For three-axle dump and arm-hauling machines, this definition only applies to the auxiliary part
On the x-axis, the height between two x-planes at two points:
For auxiliary machines, it is also the distance between the guide wheel axis and the rear of the machine (excluding slow For wheeled reactors, the radius of rotation is the radius between the two planes passing through the wheel center and the rear of the machine.

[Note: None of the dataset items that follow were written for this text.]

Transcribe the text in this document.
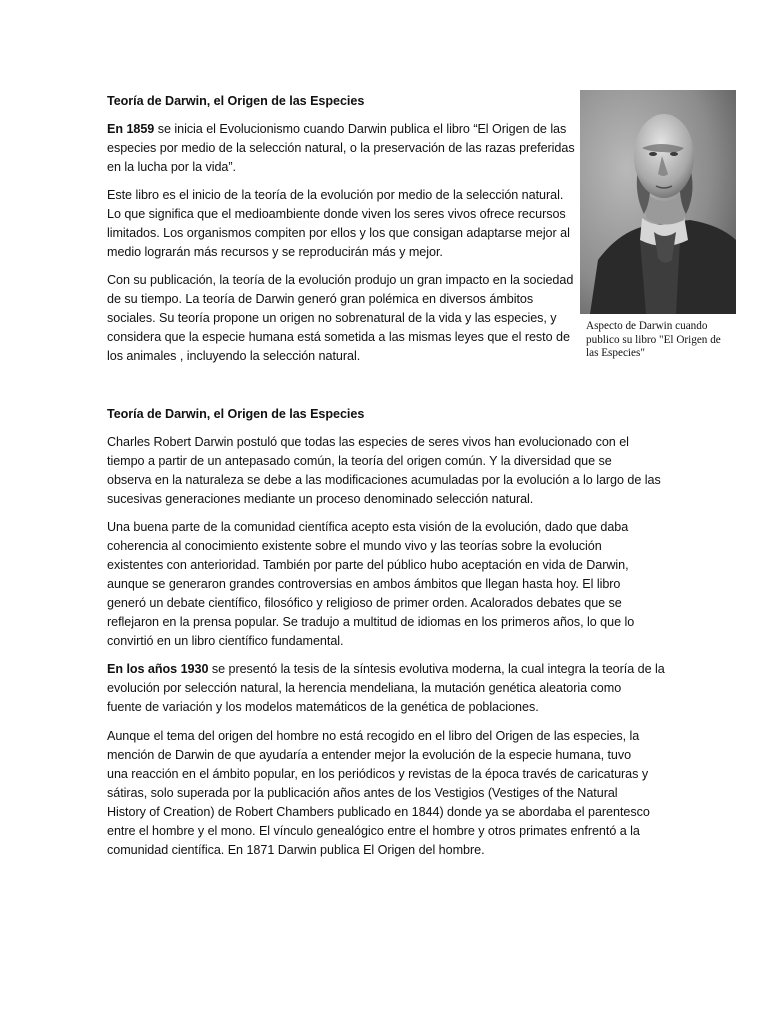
Teoría de Darwin, el Origen de las Especies

En 1859 se inicia el Evolucionismo cuando Darwin publica el libro “El Origen de las
especies por medio de la selección natural, o la preservación de las razas preferidas
en la lucha por la vida”.

Este libro es el inicio de la teoría de la evolución por medio de la selección natural.
Lo que significa que el medioambiente donde viven los seres vivos ofrece recursos
limitados. Los organismos compiten por ellos y los que consigan adaptarse mejor al
medio lograrán más recursos y se reproducirán más y mejor.

Con su publicación, la teoría de la evolución produjo un gran impacto en la sociedad
de su tiempo. La teoría de Darwin generó gran polémica en diversos ámbitos
sociales. Su teoría propone un origen no sobrenatural de la vida y las especies, y
considera que la especie humana está sometida a las mismas leyes que el resto de
los animales , incluyendo la selección natural.

Aspecto de Darwin cuando
publico su libro "El Origen de
las Especies"

Teoría de Darwin, el Origen de las Especies

Charles Robert Darwin postuló que todas las especies de seres vivos han evolucionado con el
tiempo a partir de un antepasado común, la teoría del origen común. Y la diversidad que se
observa en la naturaleza se debe a las modificaciones acumuladas por la evolución a lo largo de las
sucesivas generaciones mediante un proceso denominado selección natural.

Una buena parte de la comunidad científica acepto esta visión de la evolución, dado que daba
coherencia al conocimiento existente sobre el mundo vivo y las teorías sobre la evolución
existentes con anterioridad. También por parte del público hubo aceptación en vida de Darwin,
aunque se generaron grandes controversias en ambos ámbitos que llegan hasta hoy. El libro
generó un debate científico, filosófico y religioso de primer orden. Acalorados debates que se
reflejaron en la prensa popular. Se tradujo a multitud de idiomas en los primeros años, lo que lo
convirtió en un libro científico fundamental.

En los años 1930 se presentó la tesis de la síntesis evolutiva moderna, la cual integra la teoría de la
evolución por selección natural, la herencia mendeliana, la mutación genética aleatoria como
fuente de variación y los modelos matemáticos de la genética de poblaciones.

Aunque el tema del origen del hombre no está recogido en el libro del Origen de las especies, la
mención de Darwin de que ayudaría a entender mejor la evolución de la especie humana, tuvo
una reacción en el ámbito popular, en los periódicos y revistas de la época través de caricaturas y
sátiras, solo superada por la publicación años antes de los Vestigios (Vestiges of the Natural
History of Creation) de Robert Chambers publicado en 1844) donde ya se abordaba el parentesco
entre el hombre y el mono. El vínculo genealógico entre el hombre y otros primates enfrentó a la
comunidad científica. En 1871 Darwin publica El Origen del hombre.
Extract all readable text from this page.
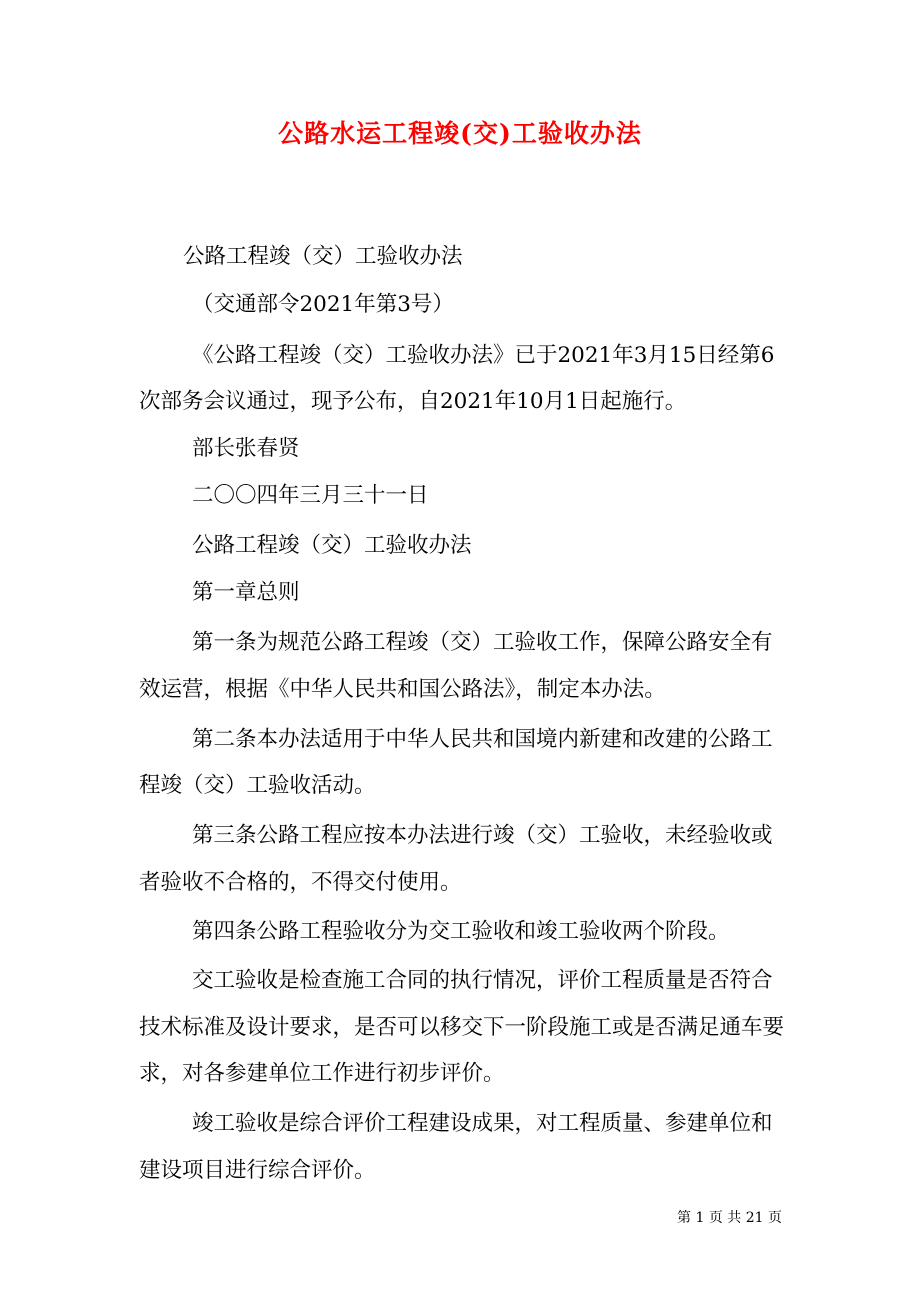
公路水运工程竣(交)工验收办法
公路工程竣（交）工验收办法
（交通部令2021年第3号）
《公路工程竣（交）工验收办法》已于2021年3月15日经第6
次部务会议通过，现予公布，自2021年10月1日起施行。
部长张春贤
二〇〇四年三月三十一日
公路工程竣（交）工验收办法
第一章总则
第一条为规范公路工程竣（交）工验收工作，保障公路安全有
效运营，根据《中华人民共和国公路法》，制定本办法。
第二条本办法适用于中华人民共和国境内新建和改建的公路工
程竣（交）工验收活动。
第三条公路工程应按本办法进行竣（交）工验收，未经验收或
者验收不合格的，不得交付使用。
第四条公路工程验收分为交工验收和竣工验收两个阶段。
交工验收是检查施工合同的执行情况，评价工程质量是否符合
技术标准及设计要求，是否可以移交下一阶段施工或是否满足通车要
求，对各参建单位工作进行初步评价。
竣工验收是综合评价工程建设成果，对工程质量、参建单位和
建设项目进行综合评价。
第 1 页 共 21 页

The radius of rotation is the radius between the two planes passing through the center of the axle axis. 722—2001
Appendix E
(Appendix to the standard)
Terms and symbols for radius dimensions
When the machine is made as small as possible, the distance between the center of the turning circle and the center line of the belt or tire that describes the largest arc on the 7th plane
When the machine is made as small as possible on the z plane, the distance between the center of the turning circle and the farthest point of the machine Note: For hydrostatic transmission belt-type machines, R is the center line of the machine. 3B/T9721—2001
Appendix F
(Appendix to the standard)
Terms and symbols for angular dimensions
When the machine is made as small as possible on the z plane, the distance between the center of the turning circle and the farthest point of the machine Note: For hydrostatic transmission belt-type machines, R is the center line of the machine.
Tip: This standard content only shows part of the intercepted content of the complete standard. If you need the complete standard, please go to the top to download the complete standard document for free.